The lower third contains the combat effect on the submarine with effects from spotted to sunk. The notation either gives a die roll range (like [0-1]) or a range after rolling a single die (eg roll a 3 + roll within [0-4]).
To use the tables roll 2D10, ideally differently colored. The first roll is used with the skipper DRM to find the tonnage sunk.
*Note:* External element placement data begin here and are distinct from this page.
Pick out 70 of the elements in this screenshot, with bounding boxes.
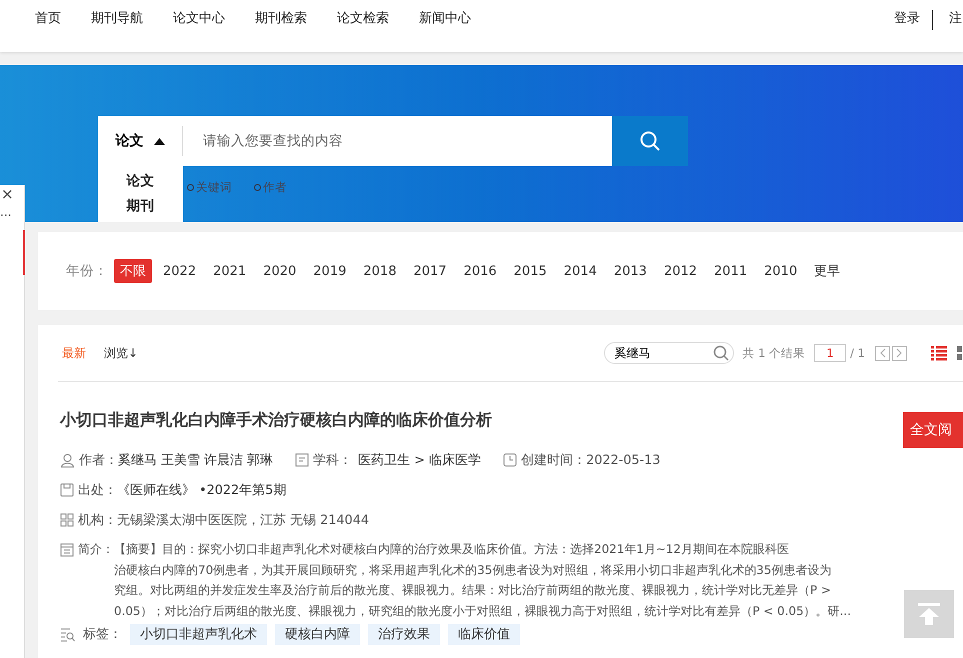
year-option[interactable]: 2014 <box>558 260 603 282</box>
year-option[interactable]: 2018 <box>357 260 402 282</box>
search-icon <box>712 345 728 361</box>
year-option[interactable]: 2013 <box>608 260 653 282</box>
grid-icon <box>60 513 74 527</box>
article-title[interactable]: 小切口非超声乳化白内障手术治疗硬核白内障的临床价值分析 <box>60 410 492 431</box>
year-option[interactable]: 2010 <box>758 260 804 282</box>
abstract-text: 究组。对比两组的并发症发生率及治疗前后的散光度、裸眼视力。结果：对比治疗前两组的散光度、裸眼视力，统计学对比无差异（P > <box>114 582 832 599</box>
document-icon <box>60 543 74 557</box>
source-label: 出处： <box>78 482 117 498</box>
keyword-tag[interactable]: 治疗效果 <box>368 624 440 645</box>
arrow-up-to-bar-icon <box>918 603 940 625</box>
year-option[interactable]: 2017 <box>407 260 453 282</box>
subject-link[interactable]: 医药卫生 > 临床医学 <box>358 452 482 468</box>
keyword-tag[interactable]: 临床价值 <box>448 624 520 645</box>
read-full-text-button[interactable]: 全文阅 <box>903 412 963 448</box>
chevron-left-icon <box>879 348 886 358</box>
nav-link[interactable]: 论文中心 <box>173 9 225 27</box>
nav-link[interactable]: 期刊导航 <box>91 9 143 27</box>
list-view-icon[interactable] <box>931 345 947 361</box>
abstract-text: 【摘要】目的：探究小切口非超声乳化术对硬核白内障的治疗效果及临床价值。方法：选择2021年1月~12月期间在本院眼科医 <box>114 541 790 558</box>
abstract-text: 治硬核白内障的70例患者，为其开展回顾研究，将采用超声乳化术的35例患者设为对照组，将采用小切口非超声乳化术的35例患者设为 <box>114 562 832 578</box>
tags-label: 标签： <box>83 626 122 643</box>
year-option[interactable]: 2022 <box>157 260 202 282</box>
search-button[interactable] <box>612 116 688 166</box>
caret-up-icon <box>154 138 164 144</box>
page-field[interactable]: 1 <box>814 344 846 362</box>
nav-link[interactable]: 首页 <box>35 9 61 27</box>
close-button[interactable]: × <box>0 185 24 203</box>
year-option[interactable]: 2012 <box>658 260 704 282</box>
organization-text: 机构：无锡梁溪太湖中医医院，江苏 无锡 214044 <box>78 512 369 528</box>
filter-box[interactable]: 奚继马 <box>604 342 734 364</box>
year-option[interactable]: 2011 <box>708 260 754 282</box>
result-count: 共 1 个结果 <box>742 346 806 360</box>
clock-icon <box>503 453 518 467</box>
search-icon <box>640 131 660 151</box>
page-total: / 1 <box>850 346 865 360</box>
grid-view-icon[interactable] <box>957 345 963 361</box>
chevron-right-icon <box>896 348 903 358</box>
year-option[interactable]: 2016 <box>458 260 503 282</box>
year-option[interactable]: 2015 <box>508 260 553 282</box>
nav-link[interactable]: 期刊检索 <box>255 9 307 27</box>
year-option[interactable]: 2019 <box>307 260 352 282</box>
person-icon <box>60 452 75 468</box>
keyword-tag[interactable]: 小切口非超声乳化术 <box>130 624 267 645</box>
register-link[interactable]: 注 <box>949 9 963 27</box>
nav-link[interactable]: 论文检索 <box>337 9 389 27</box>
more-text: ... <box>0 207 12 217</box>
year-option[interactable]: 2020 <box>257 260 302 282</box>
dropdown-option[interactable]: 期刊 <box>126 194 154 219</box>
dropdown-option[interactable]: 论文 <box>126 169 154 194</box>
year-option[interactable]: 更早 <box>808 259 846 283</box>
document-icon <box>295 453 310 467</box>
sort-option[interactable]: 浏览↓ <box>100 344 138 362</box>
keyword-tag[interactable]: 硬核白内障 <box>275 624 360 645</box>
subject-label: 学科： <box>313 452 352 468</box>
author-links[interactable]: 奚继马 王美雪 许晨洁 郭琳 <box>118 452 274 468</box>
abstract-label: 简介： <box>78 541 114 558</box>
save-icon <box>60 483 74 497</box>
year-option[interactable]: 2021 <box>207 260 252 282</box>
abstract-text: 0.05）；对比治疗后两组的散光度、裸眼视力，研究组的散光度小于对照组，裸眼视力高于对照组，统计学对比有差异（P < 0.05）。研... <box>114 602 851 620</box>
nav-link[interactable]: 新闻中心 <box>419 9 471 27</box>
tag-search-icon <box>60 627 75 642</box>
created-date: 创建时间：2022-05-13 <box>521 452 660 468</box>
source-link[interactable]: 《医师在线》 •2022年第5期 <box>117 482 286 498</box>
year-label: 年份： <box>66 262 108 280</box>
login-link[interactable]: 登录 <box>894 9 920 27</box>
author-label: 作者： <box>79 452 118 468</box>
search-box[interactable]: 论文 请输入您要查找的内容 <box>98 116 612 166</box>
year-option[interactable]: 不限 <box>114 259 152 283</box>
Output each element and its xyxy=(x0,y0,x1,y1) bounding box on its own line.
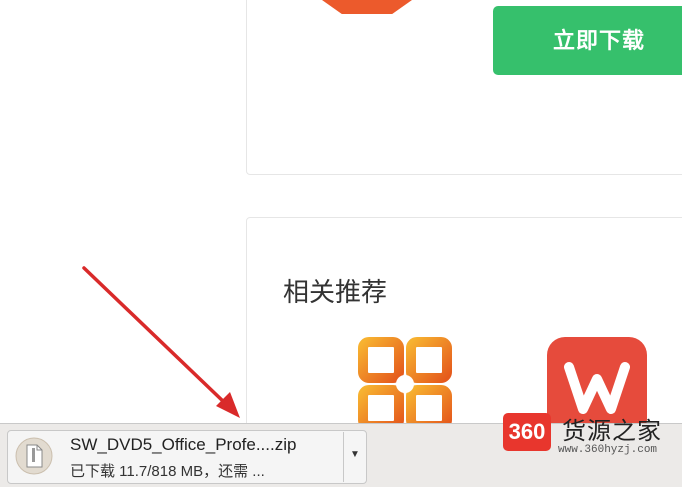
watermark-logo: 360 xyxy=(503,413,551,451)
file-icon xyxy=(14,436,54,476)
related-title: 相关推荐 xyxy=(283,277,388,307)
watermark-url: www.360hyzj.com xyxy=(558,444,658,456)
watermark-title: 货源之家 xyxy=(562,418,662,445)
download-options-dropdown-icon[interactable]: ▼ xyxy=(344,432,366,482)
download-file-name[interactable]: SW_DVD5_Office_Profe....zip xyxy=(70,435,296,455)
download-now-button[interactable]: 立即下载 xyxy=(493,6,682,75)
office-icon[interactable] xyxy=(355,334,455,434)
download-status: 已下载 11.7/818 MB，还需 ... xyxy=(70,463,265,480)
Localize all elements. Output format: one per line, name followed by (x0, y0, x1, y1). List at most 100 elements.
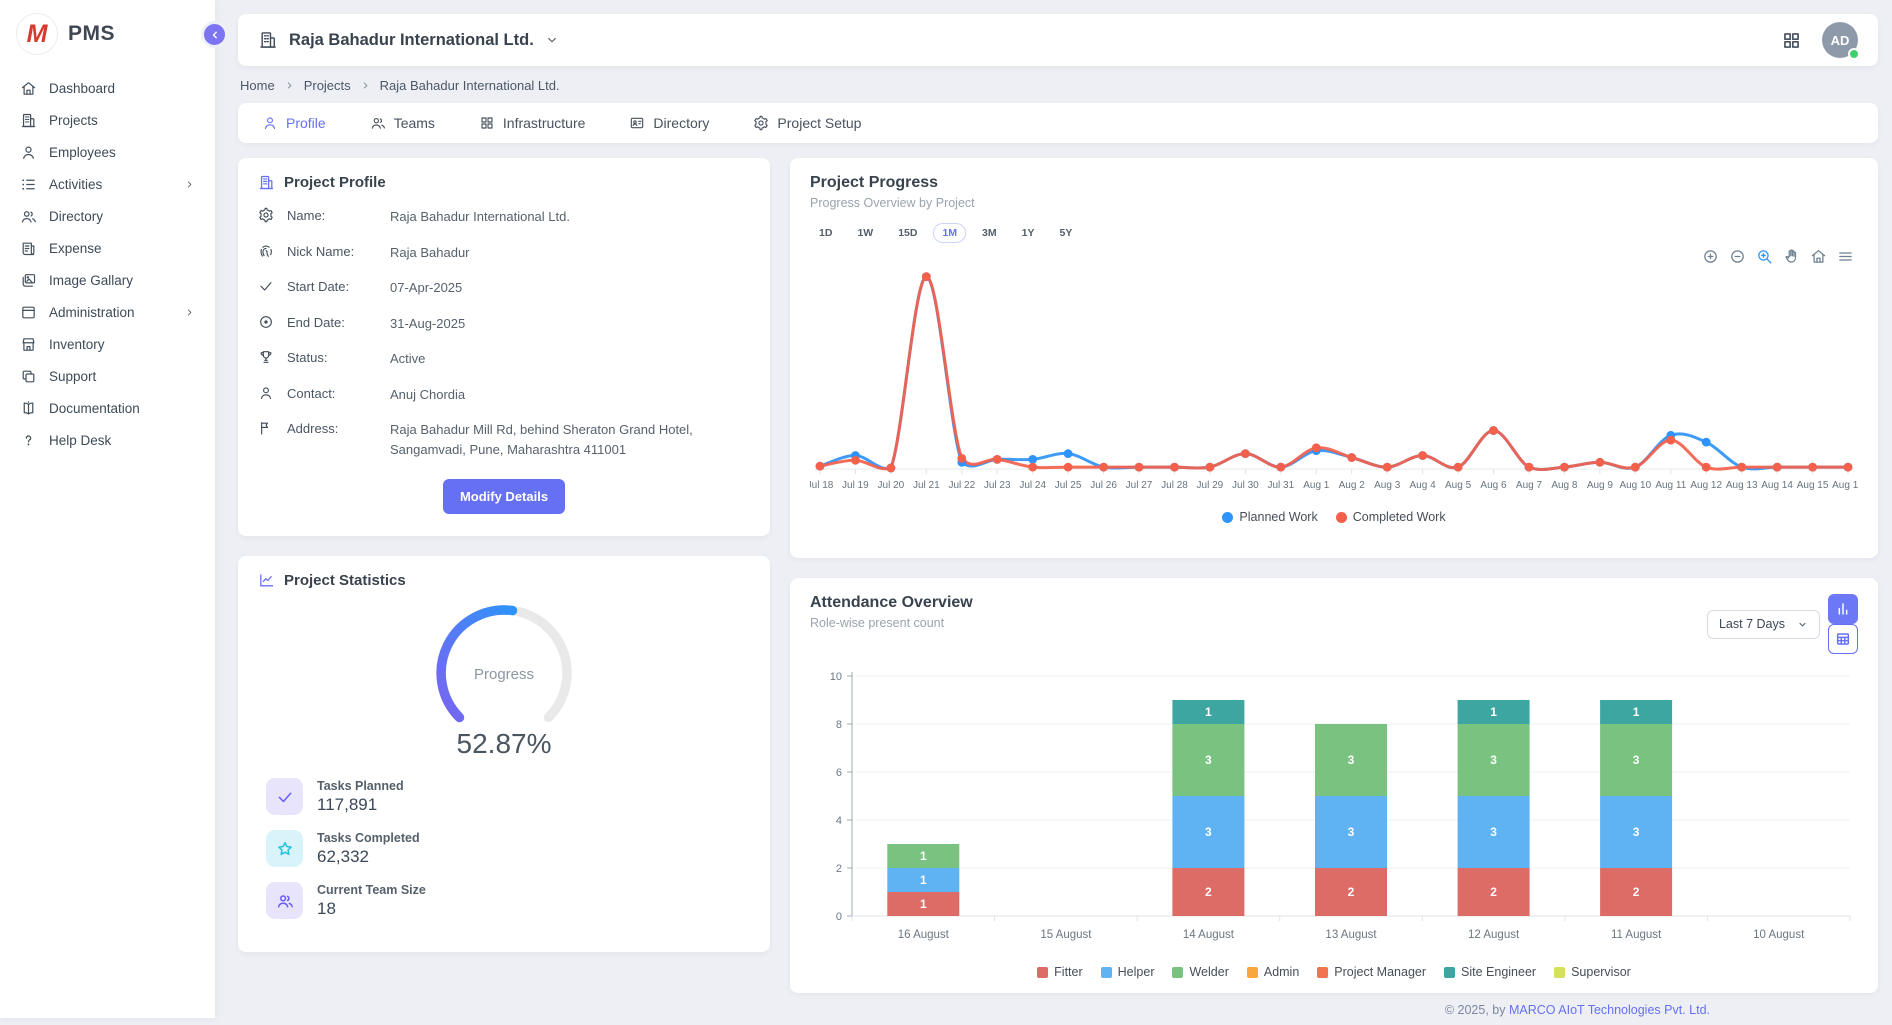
sidebar-item-activities[interactable]: Activities (0, 168, 215, 200)
company-switcher[interactable]: Raja Bahadur International Ltd. (258, 30, 559, 50)
svg-text:Jul 29: Jul 29 (1197, 480, 1224, 491)
sidebar-item-dashboard[interactable]: Dashboard (0, 72, 215, 104)
sidebar-item-label: Support (49, 369, 96, 384)
range-button-5y[interactable]: 5Y (1050, 223, 1081, 243)
view-button-table-icon[interactable] (1828, 624, 1858, 654)
sidebar-item-employees[interactable]: Employees (0, 136, 215, 168)
range-button-1m[interactable]: 1M (933, 223, 966, 243)
sidebar-item-projects[interactable]: Projects (0, 104, 215, 136)
tab-infrastructure[interactable]: Infrastructure (479, 103, 585, 143)
range-button-1y[interactable]: 1Y (1013, 223, 1044, 243)
project-progress-chart: Jul 18Jul 19Jul 20Jul 21Jul 22Jul 23Jul … (810, 251, 1858, 507)
tab-directory[interactable]: Directory (629, 103, 709, 143)
toolbar-selection-zoom-icon[interactable] (1756, 248, 1773, 265)
image-icon (20, 272, 37, 289)
bar-chart-icon (1835, 601, 1851, 617)
svg-text:2: 2 (836, 863, 842, 875)
tab-profile[interactable]: Profile (262, 103, 326, 143)
sidebar-item-label: Employees (49, 145, 116, 160)
sidebar-item-support[interactable]: Support (0, 360, 215, 392)
range-button-1w[interactable]: 1W (848, 223, 882, 243)
stat-tasks-completed: Tasks Completed 62,332 (258, 830, 750, 867)
stat-tasks-planned: Tasks Planned117,891 (258, 778, 750, 815)
sidebar-item-help-desk[interactable]: Help Desk (0, 424, 215, 456)
svg-text:Aug 11: Aug 11 (1655, 480, 1686, 491)
svg-text:Aug 3: Aug 3 (1374, 480, 1401, 491)
sidebar-item-expense[interactable]: Expense (0, 232, 215, 264)
breadcrumb-link-home[interactable]: Home (240, 78, 275, 93)
svg-text:Aug 1: Aug 1 (1303, 480, 1330, 491)
legend-fitter[interactable]: Fitter (1037, 965, 1082, 979)
legend-label: Project Manager (1334, 965, 1426, 979)
store-icon (20, 336, 37, 353)
svg-text:Jul 18: Jul 18 (810, 480, 834, 491)
svg-text:1: 1 (920, 849, 927, 863)
apps-grid-button[interactable] (1781, 30, 1802, 51)
footer-company-link[interactable]: MARCO AIoT Technologies Pvt. Ltd. (1509, 1003, 1710, 1017)
field-label: Address: (287, 421, 377, 436)
breadcrumb-link-projects[interactable]: Projects (304, 78, 351, 93)
svg-text:Aug 15: Aug 15 (1797, 480, 1829, 491)
brand-logo[interactable]: M PMS (0, 0, 215, 64)
svg-text:Jul 19: Jul 19 (842, 480, 869, 491)
legend-marker (1317, 967, 1328, 978)
sidebar-item-inventory[interactable]: Inventory (0, 328, 215, 360)
sidebar-collapse-button[interactable] (201, 21, 228, 48)
legend-project-manager[interactable]: Project Manager (1317, 965, 1426, 979)
sidebar-item-administration[interactable]: Administration (0, 296, 215, 328)
legend-supervisor[interactable]: Supervisor (1554, 965, 1631, 979)
range-button-3m[interactable]: 3M (973, 223, 1006, 243)
star-icon (276, 840, 294, 858)
svg-text:4: 4 (836, 815, 842, 827)
project-progress-legend: Planned Work Completed Work (810, 507, 1858, 532)
legend-marker (1554, 967, 1565, 978)
pan-icon (1783, 248, 1800, 265)
toolbar-zoom-out-icon[interactable] (1729, 248, 1746, 265)
toolbar-menu-icon[interactable] (1837, 248, 1854, 265)
avatar-initials: AD (1831, 33, 1850, 48)
toolbar-pan-icon[interactable] (1783, 248, 1800, 265)
attendance-range-select[interactable]: Last 7 Days (1707, 610, 1820, 639)
view-button-bar-chart-icon[interactable] (1828, 594, 1858, 624)
tab-project-setup[interactable]: Project Setup (753, 103, 861, 143)
help-icon (20, 432, 37, 449)
brand-logo-icon: M (16, 13, 58, 55)
legend-helper[interactable]: Helper (1101, 965, 1155, 979)
sidebar-item-image-gallary[interactable]: Image Gallary (0, 264, 215, 296)
svg-text:12 August: 12 August (1468, 929, 1520, 941)
sidebar-item-directory[interactable]: Directory (0, 200, 215, 232)
range-button-15d[interactable]: 15D (889, 223, 926, 243)
legend-marker (1101, 967, 1112, 978)
legend-welder[interactable]: Welder (1172, 965, 1228, 979)
svg-text:1: 1 (1205, 705, 1212, 719)
toolbar-zoom-in-icon[interactable] (1702, 248, 1719, 265)
legend-admin[interactable]: Admin (1247, 965, 1299, 979)
modify-details-button[interactable]: Modify Details (443, 479, 565, 514)
legend-marker (1336, 512, 1347, 523)
chart-toolbar (1702, 248, 1854, 265)
range-button-1d[interactable]: 1D (810, 223, 841, 243)
attendance-overview-card: Attendance Overview Role-wise present co… (790, 578, 1878, 993)
profile-field-contact: Contact:Anuj Chordia (258, 386, 750, 405)
svg-text:1: 1 (1490, 705, 1497, 719)
legend-label: Admin (1264, 965, 1299, 979)
legend-label: Completed Work (1353, 510, 1446, 524)
avatar[interactable]: AD (1822, 22, 1858, 58)
toolbar-home-icon[interactable] (1810, 248, 1827, 265)
stat-label: Tasks Completed (317, 831, 420, 845)
legend-label: Site Engineer (1461, 965, 1536, 979)
legend-marker (1444, 967, 1455, 978)
check-icon (258, 278, 274, 294)
svg-text:Jul 20: Jul 20 (878, 480, 905, 491)
legend-completed-work[interactable]: Completed Work (1336, 510, 1446, 524)
legend-label: Fitter (1054, 965, 1082, 979)
legend-site-engineer[interactable]: Site Engineer (1444, 965, 1536, 979)
stat-value: 62,332 (317, 847, 420, 867)
sidebar-item-documentation[interactable]: Documentation (0, 392, 215, 424)
tab-teams[interactable]: Teams (370, 103, 435, 143)
svg-text:14 August: 14 August (1183, 929, 1235, 941)
legend-planned-work[interactable]: Planned Work (1222, 510, 1317, 524)
people-icon (20, 208, 37, 225)
svg-text:1: 1 (1633, 705, 1640, 719)
svg-text:Jul 25: Jul 25 (1055, 480, 1082, 491)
The same roll is then used on the second table to find the number of ships sunk. Finally, if the first roll is an unmodified 0,1,2,3 or 9 find the result of the combat on the table below by comparing the second die roll to the given range.
For example, a 4-2-3 sub with a +1 skipper attacks a large convoy. Two D10 are rolled for 3 and 8. The first table results in 0 tons sunk (4-2-3 row at 3+2), same goes for the second table (4-2-3 row at 3+3). Next, the unmodified 3 might result in the sub becoming spotted but the second roll of 8 is outside the range of [0-5] of this roll.
This format can then be easily transformed into nicer looking graphical tables.
The current version of the simulator consist of multipple python scripts that grew beyond the comfort of a simple, single-file script. The next version should be a conversion to Javascript which then can be embedded into a website. This will have the advantage that the combat resolver can be called from any browser (think cellphone, tablet) during an actual game, similar to a very involved die rolling app.